Premièrement, les assemblages blanc/rouge sont déjà autorisés en Champagne et cela ne choque personne.

Deuxièmement, la liste des additifs autorisée dans le vin (à quant une liste des ingrédients sur les bouteille ? ce jour là nous rigolerons bien) ferait hurler toute la communauté ignaro-bien-pensante qui se scandalise aujourd’hui d’un simple assemblage entre deux vins. Dites la vérité ou renseignez vous si vous l’ignorez : sont ajoutés dans la plupart des vins industriels ou faussement artisanaux : acides, gommes, tanins, sucre, levures sèches, SO2 …(en tout une centaine de d'additifs) sans que personne (à part nous et quelque uns) ne s’en émeuve. Sans compter tous les traitements phyto appliqués dans le vignoble (produits dont il a été démontrés qu’ils se retrouvent chaque fois dans le vin) où bien souvent, plus rien ne pousse.

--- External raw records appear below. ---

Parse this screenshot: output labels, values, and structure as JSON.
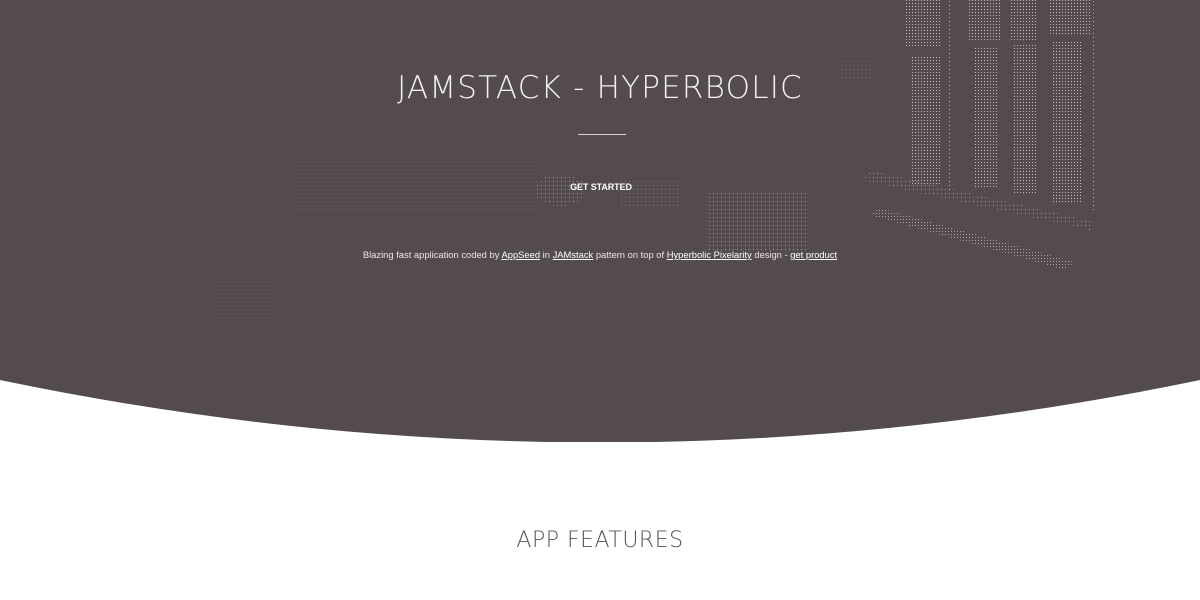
{
  "colors": {
    "hero_background": "#544b51",
    "hero_text": "#f4f1f3",
    "page_background": "#ffffff",
    "section_title": "#565055"
  },
  "hero": {
    "title": "JAMSTACK - HYPERBOLIC",
    "background_image": "pixelated-window-photo",
    "cta_label": "GET STARTED",
    "description": {
      "part1": "Blazing fast application coded by ",
      "link_appseed": "AppSeed",
      "part2": " in ",
      "link_jamstack": "JAMstack",
      "part3": " pattern on top of ",
      "link_hyperbolic": "Hyperbolic Pixelarity",
      "part4": " design - ",
      "link_get_product": "get product"
    }
  },
  "features": {
    "title": "APP FEATURES"
  }
}
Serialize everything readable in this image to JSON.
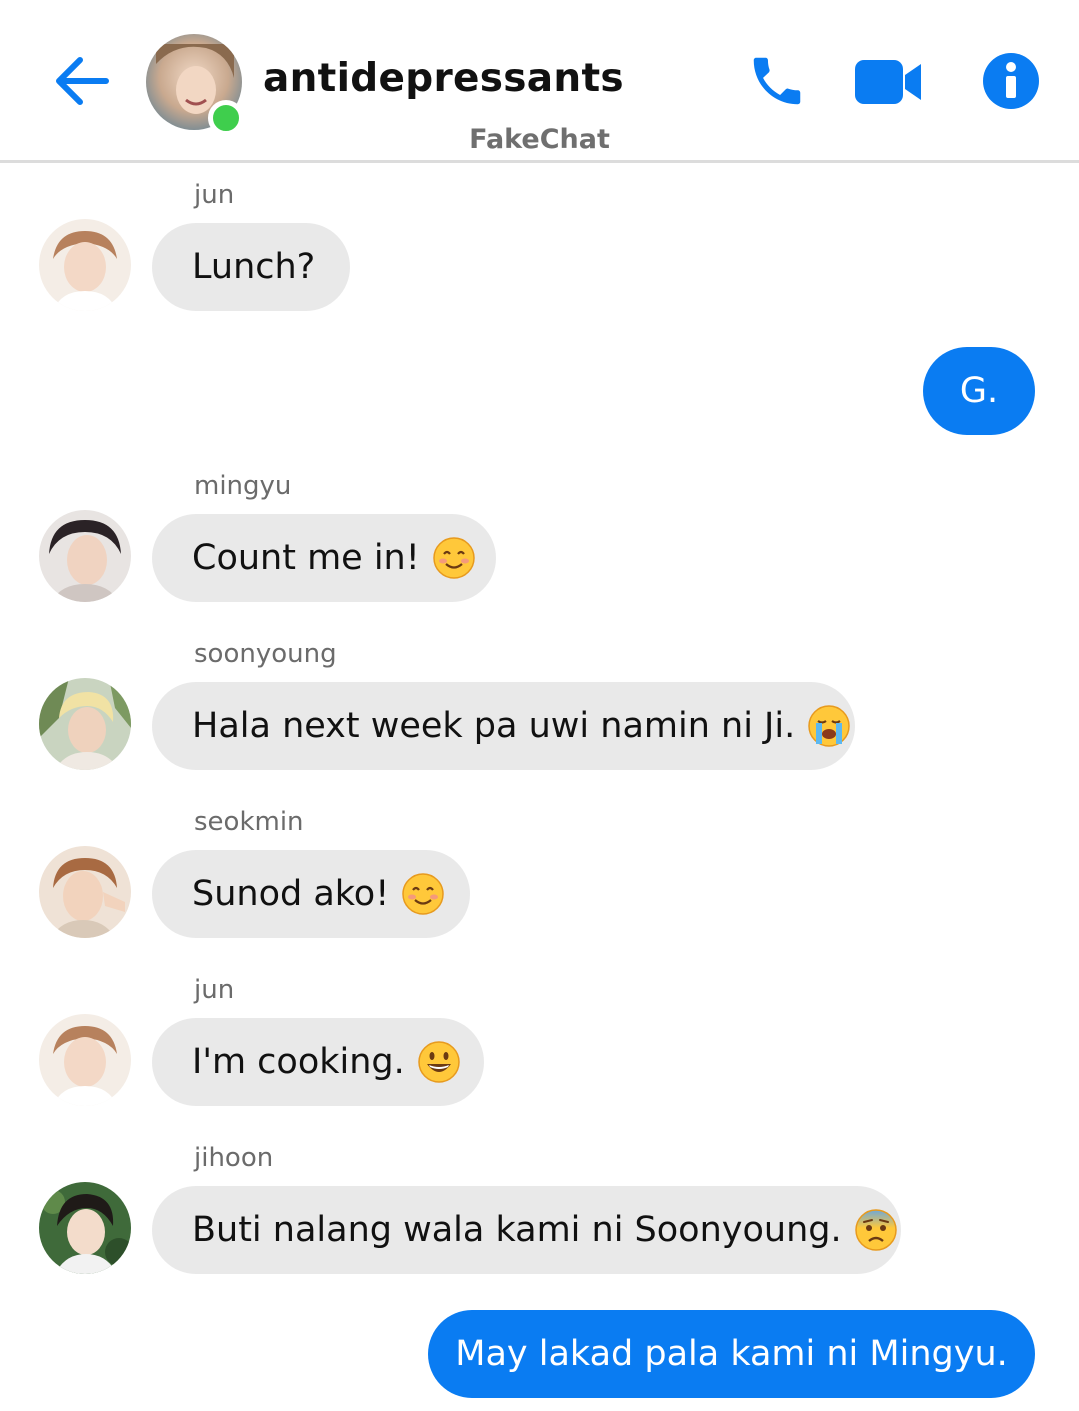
{
  "header": {
    "title": "antidepressants",
    "watermark": "FakeChat",
    "online": true,
    "accent_color": "#0a7cf2"
  },
  "icons": {
    "back": "back-arrow-icon",
    "call": "phone-icon",
    "video": "video-camera-icon",
    "info": "info-icon"
  },
  "colors": {
    "incoming_bubble": "#e9e9e9",
    "outgoing_bubble": "#0a7cf2",
    "online_dot": "#3fce4d"
  },
  "messages": [
    {
      "direction": "in",
      "sender": "jun",
      "text": "Lunch?",
      "emoji": ""
    },
    {
      "direction": "out",
      "sender": "",
      "text": "G.",
      "emoji": ""
    },
    {
      "direction": "in",
      "sender": "mingyu",
      "text": "Count me in!",
      "emoji": "smiling-face"
    },
    {
      "direction": "in",
      "sender": "soonyoung",
      "text": "Hala next week pa uwi namin ni Ji.",
      "emoji": "loudly-crying-face"
    },
    {
      "direction": "in",
      "sender": "seokmin",
      "text": "Sunod ako!",
      "emoji": "smiling-face"
    },
    {
      "direction": "in",
      "sender": "jun",
      "text": "I'm cooking.",
      "emoji": "grinning-face"
    },
    {
      "direction": "in",
      "sender": "jihoon",
      "text": "Buti nalang wala kami ni Soonyoung.",
      "emoji": "anxious-face"
    },
    {
      "direction": "out",
      "sender": "",
      "text": "May lakad pala kami ni Mingyu.",
      "emoji": ""
    }
  ]
}
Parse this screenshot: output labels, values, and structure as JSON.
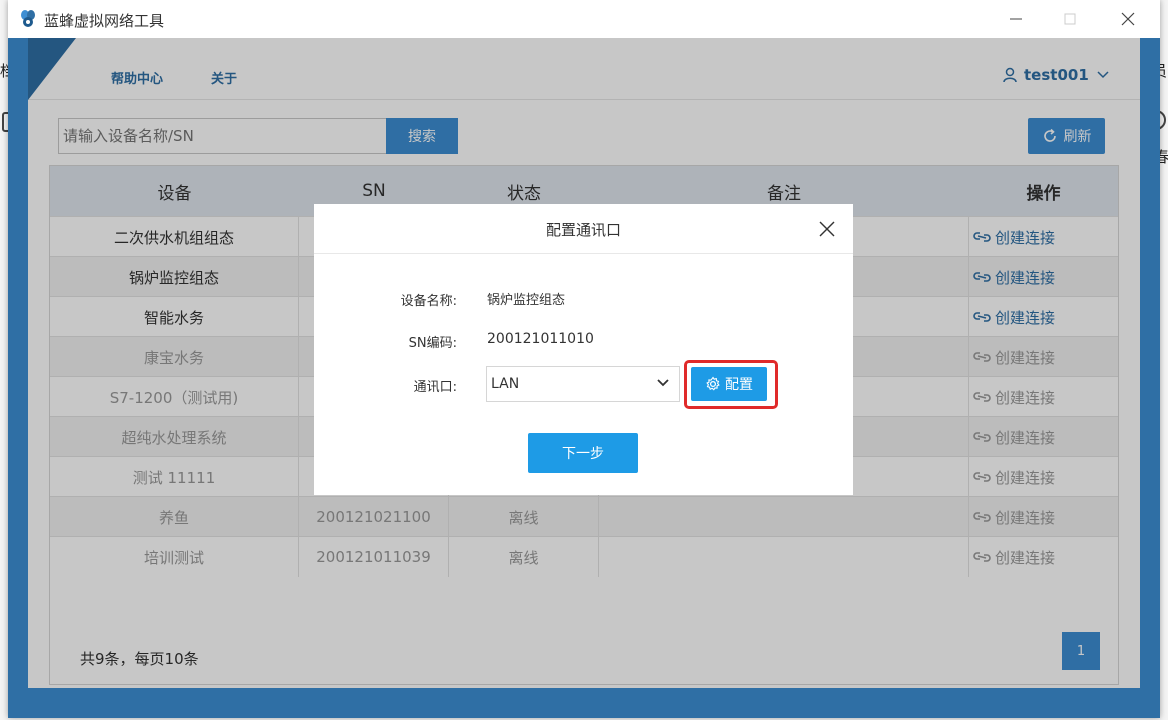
{
  "background": {
    "left_fragment": "档",
    "right_fragment_top": "员",
    "right_fragment_bottom": "春"
  },
  "window": {
    "title": "蓝蜂虚拟网络工具"
  },
  "header": {
    "nav": [
      "帮助中心",
      "关于"
    ],
    "user": "test001"
  },
  "toolbar": {
    "search_placeholder": "请输入设备名称/SN",
    "search_label": "搜索",
    "refresh_label": "刷新"
  },
  "table": {
    "columns": [
      "设备",
      "SN",
      "状态",
      "备注",
      "操作"
    ],
    "rows": [
      {
        "device": "二次供水机组组态",
        "sn": "",
        "status": "",
        "note": "",
        "action": "创建连接",
        "online": true
      },
      {
        "device": "锅炉监控组态",
        "sn": "",
        "status": "",
        "note": "",
        "action": "创建连接",
        "online": true
      },
      {
        "device": "智能水务",
        "sn": "",
        "status": "",
        "note": "",
        "action": "创建连接",
        "online": true
      },
      {
        "device": "康宝水务",
        "sn": "",
        "status": "",
        "note": "",
        "action": "创建连接",
        "online": false
      },
      {
        "device": "S7-1200（测试用)",
        "sn": "",
        "status": "",
        "note": "",
        "action": "创建连接",
        "online": false
      },
      {
        "device": "超纯水处理系统",
        "sn": "",
        "status": "",
        "note": "",
        "action": "创建连接",
        "online": false
      },
      {
        "device": "测试 11111",
        "sn": "",
        "status": "",
        "note": "",
        "action": "创建连接",
        "online": false
      },
      {
        "device": "养鱼",
        "sn": "200121021100",
        "status": "离线",
        "note": "",
        "action": "创建连接",
        "online": false
      },
      {
        "device": "培训测试",
        "sn": "200121011039",
        "status": "离线",
        "note": "",
        "action": "创建连接",
        "online": false
      }
    ]
  },
  "pagination": {
    "summary": "共9条，每页10条",
    "current_page": "1"
  },
  "modal": {
    "title": "配置通讯口",
    "device_name_label": "设备名称:",
    "device_name": "锅炉监控组态",
    "sn_label": "SN编码:",
    "sn": "200121011010",
    "port_label": "通讯口:",
    "port_value": "LAN",
    "config_label": "配置",
    "next_label": "下一步"
  },
  "colors": {
    "primary": "#2f6fa5",
    "button": "#3d8ed3",
    "modal_button": "#1e9be6",
    "highlight": "#e02a2a"
  }
}
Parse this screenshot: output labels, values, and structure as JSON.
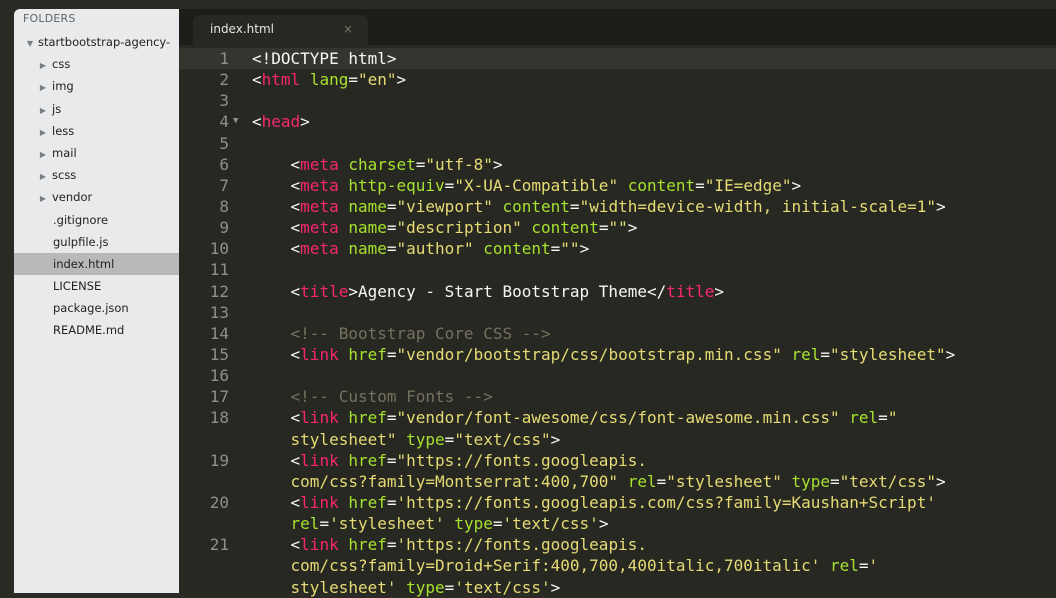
{
  "sidebar": {
    "header": "FOLDERS",
    "items": [
      {
        "label": "startbootstrap-agency-",
        "kind": "root",
        "arrow": "▼"
      },
      {
        "label": "css",
        "kind": "folder",
        "arrow": "▶"
      },
      {
        "label": "img",
        "kind": "folder",
        "arrow": "▶"
      },
      {
        "label": "js",
        "kind": "folder",
        "arrow": "▶"
      },
      {
        "label": "less",
        "kind": "folder",
        "arrow": "▶"
      },
      {
        "label": "mail",
        "kind": "folder",
        "arrow": "▶"
      },
      {
        "label": "scss",
        "kind": "folder",
        "arrow": "▶"
      },
      {
        "label": "vendor",
        "kind": "folder",
        "arrow": "▶"
      },
      {
        "label": ".gitignore",
        "kind": "file"
      },
      {
        "label": "gulpfile.js",
        "kind": "file"
      },
      {
        "label": "index.html",
        "kind": "file",
        "selected": true
      },
      {
        "label": "LICENSE",
        "kind": "file"
      },
      {
        "label": "package.json",
        "kind": "file"
      },
      {
        "label": "README.md",
        "kind": "file"
      }
    ]
  },
  "tab": {
    "label": "index.html",
    "close": "×"
  },
  "editor": {
    "current_line": 1,
    "lines": [
      {
        "num": "1",
        "tokens": [
          [
            "p",
            "<!DOCTYPE html>"
          ]
        ]
      },
      {
        "num": "2",
        "tokens": [
          [
            "p",
            "<"
          ],
          [
            "t",
            "html"
          ],
          [
            "p",
            " "
          ],
          [
            "a",
            "lang"
          ],
          [
            "p",
            "="
          ],
          [
            "s",
            "\"en\""
          ],
          [
            "p",
            ">"
          ]
        ]
      },
      {
        "num": "3",
        "tokens": []
      },
      {
        "num": "4",
        "fold": "▼",
        "tokens": [
          [
            "p",
            "<"
          ],
          [
            "t",
            "head"
          ],
          [
            "p",
            ">"
          ]
        ]
      },
      {
        "num": "5",
        "tokens": []
      },
      {
        "num": "6",
        "tokens": [
          [
            "p",
            "    <"
          ],
          [
            "t",
            "meta"
          ],
          [
            "p",
            " "
          ],
          [
            "a",
            "charset"
          ],
          [
            "p",
            "="
          ],
          [
            "s",
            "\"utf-8\""
          ],
          [
            "p",
            ">"
          ]
        ]
      },
      {
        "num": "7",
        "tokens": [
          [
            "p",
            "    <"
          ],
          [
            "t",
            "meta"
          ],
          [
            "p",
            " "
          ],
          [
            "a",
            "http-equiv"
          ],
          [
            "p",
            "="
          ],
          [
            "s",
            "\"X-UA-Compatible\""
          ],
          [
            "p",
            " "
          ],
          [
            "a",
            "content"
          ],
          [
            "p",
            "="
          ],
          [
            "s",
            "\"IE=edge\""
          ],
          [
            "p",
            ">"
          ]
        ]
      },
      {
        "num": "8",
        "tokens": [
          [
            "p",
            "    <"
          ],
          [
            "t",
            "meta"
          ],
          [
            "p",
            " "
          ],
          [
            "a",
            "name"
          ],
          [
            "p",
            "="
          ],
          [
            "s",
            "\"viewport\""
          ],
          [
            "p",
            " "
          ],
          [
            "a",
            "content"
          ],
          [
            "p",
            "="
          ],
          [
            "s",
            "\"width=device-width, initial-scale=1\""
          ],
          [
            "p",
            ">"
          ]
        ]
      },
      {
        "num": "9",
        "tokens": [
          [
            "p",
            "    <"
          ],
          [
            "t",
            "meta"
          ],
          [
            "p",
            " "
          ],
          [
            "a",
            "name"
          ],
          [
            "p",
            "="
          ],
          [
            "s",
            "\"description\""
          ],
          [
            "p",
            " "
          ],
          [
            "a",
            "content"
          ],
          [
            "p",
            "="
          ],
          [
            "s",
            "\"\""
          ],
          [
            "p",
            ">"
          ]
        ]
      },
      {
        "num": "10",
        "tokens": [
          [
            "p",
            "    <"
          ],
          [
            "t",
            "meta"
          ],
          [
            "p",
            " "
          ],
          [
            "a",
            "name"
          ],
          [
            "p",
            "="
          ],
          [
            "s",
            "\"author\""
          ],
          [
            "p",
            " "
          ],
          [
            "a",
            "content"
          ],
          [
            "p",
            "="
          ],
          [
            "s",
            "\"\""
          ],
          [
            "p",
            ">"
          ]
        ]
      },
      {
        "num": "11",
        "tokens": []
      },
      {
        "num": "12",
        "tokens": [
          [
            "p",
            "    <"
          ],
          [
            "t",
            "title"
          ],
          [
            "p",
            ">Agency - Start Bootstrap Theme</"
          ],
          [
            "t",
            "title"
          ],
          [
            "p",
            ">"
          ]
        ]
      },
      {
        "num": "13",
        "tokens": []
      },
      {
        "num": "14",
        "tokens": [
          [
            "p",
            "    "
          ],
          [
            "c",
            "<!-- Bootstrap Core CSS -->"
          ]
        ]
      },
      {
        "num": "15",
        "tokens": [
          [
            "p",
            "    <"
          ],
          [
            "t",
            "link"
          ],
          [
            "p",
            " "
          ],
          [
            "a",
            "href"
          ],
          [
            "p",
            "="
          ],
          [
            "s",
            "\"vendor/bootstrap/css/bootstrap.min.css\""
          ],
          [
            "p",
            " "
          ],
          [
            "a",
            "rel"
          ],
          [
            "p",
            "="
          ],
          [
            "s",
            "\"stylesheet\""
          ],
          [
            "p",
            ">"
          ]
        ]
      },
      {
        "num": "16",
        "tokens": []
      },
      {
        "num": "17",
        "tokens": [
          [
            "p",
            "    "
          ],
          [
            "c",
            "<!-- Custom Fonts -->"
          ]
        ]
      },
      {
        "num": "18",
        "tokens": [
          [
            "p",
            "    <"
          ],
          [
            "t",
            "link"
          ],
          [
            "p",
            " "
          ],
          [
            "a",
            "href"
          ],
          [
            "p",
            "="
          ],
          [
            "s",
            "\"vendor/font-awesome/css/font-awesome.min.css\""
          ],
          [
            "p",
            " "
          ],
          [
            "a",
            "rel"
          ],
          [
            "p",
            "="
          ],
          [
            "s",
            "\""
          ]
        ]
      },
      {
        "num": "",
        "tokens": [
          [
            "s",
            "    stylesheet\""
          ],
          [
            "p",
            " "
          ],
          [
            "a",
            "type"
          ],
          [
            "p",
            "="
          ],
          [
            "s",
            "\"text/css\""
          ],
          [
            "p",
            ">"
          ]
        ]
      },
      {
        "num": "19",
        "tokens": [
          [
            "p",
            "    <"
          ],
          [
            "t",
            "link"
          ],
          [
            "p",
            " "
          ],
          [
            "a",
            "href"
          ],
          [
            "p",
            "="
          ],
          [
            "s",
            "\"https://fonts.googleapis."
          ]
        ]
      },
      {
        "num": "",
        "tokens": [
          [
            "s",
            "    com/css?family=Montserrat:400,700\""
          ],
          [
            "p",
            " "
          ],
          [
            "a",
            "rel"
          ],
          [
            "p",
            "="
          ],
          [
            "s",
            "\"stylesheet\""
          ],
          [
            "p",
            " "
          ],
          [
            "a",
            "type"
          ],
          [
            "p",
            "="
          ],
          [
            "s",
            "\"text/css\""
          ],
          [
            "p",
            ">"
          ]
        ]
      },
      {
        "num": "20",
        "tokens": [
          [
            "p",
            "    <"
          ],
          [
            "t",
            "link"
          ],
          [
            "p",
            " "
          ],
          [
            "a",
            "href"
          ],
          [
            "p",
            "="
          ],
          [
            "s",
            "'https://fonts.googleapis.com/css?family=Kaushan+Script'"
          ]
        ]
      },
      {
        "num": "",
        "tokens": [
          [
            "p",
            "    "
          ],
          [
            "a",
            "rel"
          ],
          [
            "p",
            "="
          ],
          [
            "s",
            "'stylesheet'"
          ],
          [
            "p",
            " "
          ],
          [
            "a",
            "type"
          ],
          [
            "p",
            "="
          ],
          [
            "s",
            "'text/css'"
          ],
          [
            "p",
            ">"
          ]
        ]
      },
      {
        "num": "21",
        "tokens": [
          [
            "p",
            "    <"
          ],
          [
            "t",
            "link"
          ],
          [
            "p",
            " "
          ],
          [
            "a",
            "href"
          ],
          [
            "p",
            "="
          ],
          [
            "s",
            "'https://fonts.googleapis."
          ]
        ]
      },
      {
        "num": "",
        "tokens": [
          [
            "s",
            "    com/css?family=Droid+Serif:400,700,400italic,700italic'"
          ],
          [
            "p",
            " "
          ],
          [
            "a",
            "rel"
          ],
          [
            "p",
            "="
          ],
          [
            "s",
            "'"
          ]
        ]
      },
      {
        "num": "",
        "tokens": [
          [
            "s",
            "    stylesheet'"
          ],
          [
            "p",
            " "
          ],
          [
            "a",
            "type"
          ],
          [
            "p",
            "="
          ],
          [
            "s",
            "'text/css'"
          ],
          [
            "p",
            ">"
          ]
        ]
      }
    ]
  }
}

Troisièmement, il me semble que le mauvais blanc et le mauvais rouge, c’est à dire ceux issus de rendements démesurés, aux vignes sur-traitées, vendangés à la machine, aux très/trop nombreux additifs chimiques ont une place confortable sur le marché et sont consommés par la plupart des français (oui, vous !) sans que ceux-ci trouvent quelque chose à y redire. Je met donc ma main à couper que ces mêmes consommateurs (encore une fois, l’immense majorité) habitués à boire sans se poser de questions n’y verront que du feu lorsqu’un rosé d’assemblage se trouvera dans leur verre.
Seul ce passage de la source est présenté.